Q:You argue that the offering of money changes the nature of social practices. For instance, some companies pay to have positive media coverage, resulting in a loss of trust from readers. How can we in the media de-corrupt the system? 

This is an important example of the way money and market values can corrupt social practices such as journalism and media coverage.  The result, as you suggest, is the loss of trust from readers.  To restore trust, it is important to insulate the editorial side of newspapers and the media from the business side.  Advertisers should not be able to influence reporting or editorial judgments. 

There should be a “wall of separation” between reporting and advertising.  If the media is corrupted by market influences, both journalism and democracy suffer.
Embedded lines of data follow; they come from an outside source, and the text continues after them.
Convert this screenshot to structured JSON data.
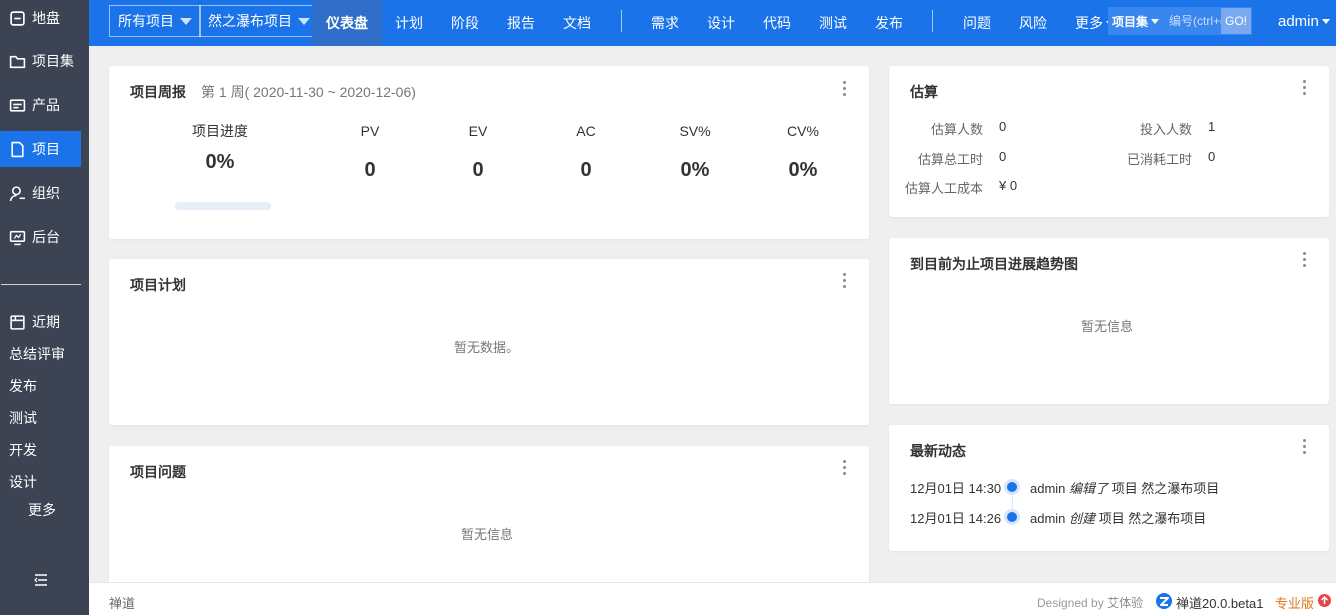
{
  "sidebar": {
    "items": [
      {
        "label": "地盘",
        "icon": "home-icon"
      },
      {
        "label": "项目集",
        "icon": "folder-icon"
      },
      {
        "label": "产品",
        "icon": "product-icon"
      },
      {
        "label": "项目",
        "icon": "file-icon"
      },
      {
        "label": "组织",
        "icon": "user-icon"
      },
      {
        "label": "后台",
        "icon": "monitor-icon"
      }
    ],
    "recent_title": "近期",
    "recent_items": [
      "总结评审",
      "发布",
      "测试",
      "开发",
      "设计"
    ],
    "more_label": "更多",
    "collapse_icon": "collapse-menu-icon"
  },
  "header": {
    "crumb_program": "所有项目",
    "crumb_project": "然之瀑布项目",
    "tabs": [
      "仪表盘",
      "计划",
      "阶段",
      "报告",
      "文档"
    ],
    "tabs2": [
      "需求",
      "设计",
      "代码",
      "测试",
      "发布"
    ],
    "tabs3": [
      "问题",
      "风险"
    ],
    "more_label": "更多",
    "search_select": "项目集",
    "search_placeholder": "编号(ctrl+g)",
    "go_label": "GO!",
    "user": "admin"
  },
  "weekly": {
    "title": "项目周报",
    "subtitle": "第 1 周( 2020-11-30 ~ 2020-12-06)",
    "progress_label": "项目进度",
    "progress_value": "0%",
    "progress_fraction": 0,
    "metrics": [
      {
        "label": "PV",
        "value": "0"
      },
      {
        "label": "EV",
        "value": "0"
      },
      {
        "label": "AC",
        "value": "0"
      },
      {
        "label": "SV%",
        "value": "0%"
      },
      {
        "label": "CV%",
        "value": "0%"
      }
    ]
  },
  "plan": {
    "title": "项目计划",
    "empty": "暂无数据。"
  },
  "issues": {
    "title": "项目问题",
    "empty": "暂无信息"
  },
  "estimate": {
    "title": "估算",
    "rows": [
      {
        "label": "估算人数",
        "value": "0"
      },
      {
        "label": "投入人数",
        "value": "1"
      },
      {
        "label": "估算总工时",
        "value": "0"
      },
      {
        "label": "已消耗工时",
        "value": "0"
      },
      {
        "label": "估算人工成本",
        "value": "¥ 0"
      }
    ]
  },
  "trend": {
    "title": "到目前为止项目进展趋势图",
    "empty": "暂无信息"
  },
  "dynamics": {
    "title": "最新动态",
    "items": [
      {
        "time": "12月01日 14:30",
        "user": "admin",
        "action": "编辑了",
        "object": "项目 然之瀑布项目"
      },
      {
        "time": "12月01日 14:26",
        "user": "admin",
        "action": "创建",
        "object": "项目 然之瀑布项目"
      }
    ]
  },
  "footer": {
    "left": "禅道",
    "designed_prefix": "Designed by",
    "designed_by": "艾体验",
    "version": "禅道20.0.beta1",
    "edition": "专业版"
  },
  "colors": {
    "brand": "#1a73e8",
    "sidebar": "#3c4353",
    "edition": "#e0761d"
  }
}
Q:You stressed the importance of building a sense of community and common good. However, some argue that with social media growing, the common good is becoming less relevant as everyone sees and cares about only what's happening in his or her own community. How dangerous is this trend and how should we address that? 

Social media does have a tendency to reinforce the opinions of like-minded people.  It reduces the likelihood of encountering opinions different from our own, and makes more difficult the project of building a sense of community and the common good.  This trend is damaging to democracy, which requires that we encounter opinions and arguments with which we disagree.  We need forms of media and forums for discussion that reach the society as a whole, not only narrow segments of society. 

Traditional newspapers, magazines, and radio and television networks tend to reach a broader range of the population, but they are under growing financial pressure.  The internet could be a place for widely shared public discourse, but too often it is dominated by commercial forces and advertising, which seek more narrowly targeted audiences.  We need to think creatively about how to create online platforms for a substantive kind of public discourse.  One of the reasons we created on online site for my Harvard Justice lectures (www.justiceharvard.org) was to open access to the Harvard classroom, and to try to encourage reasoned public discourse on big ethical questions that people care about.